PCA can be thought of as a process of choosing optimal basis functions, such that adding together just the first few of them is enough to suitably reconstruct the bulk of the elements in the dataset. The principal components, which act as the low-dimensional representation of our data, are simply the coefficients that multiply each of the elements in this series. the following figure shows a similar depiction of reconstructing the same digit using the mean plus the first eight PCA basis functions.

In [None]:
pca = PCA(n_components=8)
Xproj = pca.fit_transform(digits.data)
sns.set_style('white')
fig = plot_pca_components(digits.data[10], Xproj[10],
                          pca.mean_, pca.components_)
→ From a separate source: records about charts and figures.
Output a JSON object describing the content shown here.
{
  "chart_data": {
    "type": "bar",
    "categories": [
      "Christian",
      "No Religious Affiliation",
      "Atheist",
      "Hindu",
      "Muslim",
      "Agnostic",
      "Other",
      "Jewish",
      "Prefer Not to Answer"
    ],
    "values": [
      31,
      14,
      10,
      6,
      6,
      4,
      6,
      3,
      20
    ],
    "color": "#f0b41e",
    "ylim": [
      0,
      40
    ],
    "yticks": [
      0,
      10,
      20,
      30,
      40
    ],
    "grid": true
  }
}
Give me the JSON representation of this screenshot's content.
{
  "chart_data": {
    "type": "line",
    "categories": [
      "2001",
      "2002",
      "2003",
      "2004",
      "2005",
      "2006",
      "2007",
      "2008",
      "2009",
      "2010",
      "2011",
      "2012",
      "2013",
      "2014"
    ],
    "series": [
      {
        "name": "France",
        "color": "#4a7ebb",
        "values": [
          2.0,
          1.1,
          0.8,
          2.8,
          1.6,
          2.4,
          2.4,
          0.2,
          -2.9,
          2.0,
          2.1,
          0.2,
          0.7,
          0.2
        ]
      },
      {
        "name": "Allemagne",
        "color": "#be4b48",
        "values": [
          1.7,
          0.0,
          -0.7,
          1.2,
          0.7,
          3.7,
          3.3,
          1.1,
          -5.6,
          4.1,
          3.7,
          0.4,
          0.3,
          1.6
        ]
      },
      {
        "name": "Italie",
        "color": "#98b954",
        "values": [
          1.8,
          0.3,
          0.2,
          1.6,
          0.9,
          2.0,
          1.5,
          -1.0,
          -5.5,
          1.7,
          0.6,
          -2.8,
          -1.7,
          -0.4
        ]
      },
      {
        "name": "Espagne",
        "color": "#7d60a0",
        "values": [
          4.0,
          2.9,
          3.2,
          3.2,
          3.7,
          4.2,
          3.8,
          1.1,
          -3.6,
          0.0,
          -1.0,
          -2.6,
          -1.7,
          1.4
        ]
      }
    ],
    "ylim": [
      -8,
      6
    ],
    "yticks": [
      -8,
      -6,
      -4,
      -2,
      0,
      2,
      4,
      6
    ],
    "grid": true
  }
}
Unlike the pixel basis, the PCA basis allows us to recover the salient features of the input image with just a mean, plus eight components! The amount of each pixel in each component is the corollary of the orientation of the vector in our two-dimensional example. This is the sense in which PCA provides a low-dimensional representation of the data: it discovers a set of basis functions that are more efficient than the native pixel basis of the input data.

## Choosing the Number of Components
A vital part of using PCA in practice is the ability to estimate how many components are needed to describe the data. This can be determined by looking at the cumulative explained variance ratio as a function of the number of components (see the following figure):

In [None]:
pca = PCA().fit(digits.data)
plt.plot(np.cumsum(pca.explained_variance_ratio_))
plt.xlabel('number of components')
plt.ylabel('cumulative explained variance');

This curve quantifies how much of the total, 64-dimensional variance is contained within the first  𝑁  components. For example, we see that with the digits data the first 10 components contain approximately 75% of the variance, while you need around 50 components to describe close to 100% of the variance.

This tells us that our 2-dimensional projection loses a lot of information (as measured by the explained variance) and that we'd need about 20 components to retain 90% of the variance. Looking at this plot for a high-dimensional dataset can help you understand the level of redundancy present in its features.